Please consider too how this pandemic has come at a time when anyone can go on the Internet and read dozens of points of view. An intervention you can practice when you feel overwhelmed by fear-mongering media is to ask yourself, “Am I sure? Am I responding to something I’ve experienced first-hand? Or am I thinking there’s a snake in the road when it’s really just a stick?”
To flex your mindfulness muscle, you might try this brief exercise. Visualize the now-familiar COVID-19 virus for a moment. As you see it, what comes to mind? Notice if your body signals fear. If so, where does your body express it? Is your breathing shallow? Heart skipping a beat? Are there tingly sensations? A stab of cold? Since our body is often the first-responder at the scene of emotional difficulty, it’s wise to discern, accept, and understand these patterns before they proliferate.
The great Persian poet Hafiz wrote: “Fear is the cheapest room in the house. I would like to see you living in better conditions.” He reminds us that in the grand hotel of life, fear is a room whose windows face a blank wall. We deserve a better view: the vast world beyond our window. To soothe fear, we can nourish its opposite: trust. When we trust in our inherent strength and essential good nature, and that of those around us, then we know we can get through this storm. We can water our courage and renew our vision at this well of trust.

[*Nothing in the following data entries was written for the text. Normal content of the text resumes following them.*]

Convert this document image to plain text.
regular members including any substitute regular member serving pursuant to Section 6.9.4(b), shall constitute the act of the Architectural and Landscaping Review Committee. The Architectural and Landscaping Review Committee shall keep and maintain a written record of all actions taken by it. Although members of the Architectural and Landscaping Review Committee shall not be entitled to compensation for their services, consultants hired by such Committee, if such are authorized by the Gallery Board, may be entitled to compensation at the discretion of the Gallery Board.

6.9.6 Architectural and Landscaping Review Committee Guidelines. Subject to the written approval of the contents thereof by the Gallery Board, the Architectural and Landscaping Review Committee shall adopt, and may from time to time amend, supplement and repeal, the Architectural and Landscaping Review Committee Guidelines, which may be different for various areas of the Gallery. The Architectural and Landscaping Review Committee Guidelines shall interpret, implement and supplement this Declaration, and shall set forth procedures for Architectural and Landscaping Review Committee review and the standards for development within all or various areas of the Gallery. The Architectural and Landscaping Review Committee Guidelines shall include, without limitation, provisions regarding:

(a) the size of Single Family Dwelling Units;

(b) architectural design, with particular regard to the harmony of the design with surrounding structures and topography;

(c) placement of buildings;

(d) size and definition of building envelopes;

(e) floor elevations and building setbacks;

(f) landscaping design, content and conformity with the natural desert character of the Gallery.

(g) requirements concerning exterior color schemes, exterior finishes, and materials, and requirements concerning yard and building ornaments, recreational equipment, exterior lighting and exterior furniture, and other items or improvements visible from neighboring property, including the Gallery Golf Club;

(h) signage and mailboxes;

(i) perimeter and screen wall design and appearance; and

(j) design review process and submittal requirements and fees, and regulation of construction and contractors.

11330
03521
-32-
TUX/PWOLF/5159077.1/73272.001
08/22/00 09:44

In these dark times, it’s good to gladden up and counterbalance darkness with light. You might pause, breathe, and smile at all the causes for happiness at your fingertips. Eyes that can see the blue sky. Mother Earth beneath your feet. The luxuriance of green vegetation, and the blooming buds of Spring. You might even take a posture of relaxed, quiet dignity, becoming aware as you breathe in and out a few times. Breathing in, say to yourself, “Breathing in, I heal myself.” Breathing out, say to yourself, “Breathing out, I heal others.” Repeat as needed.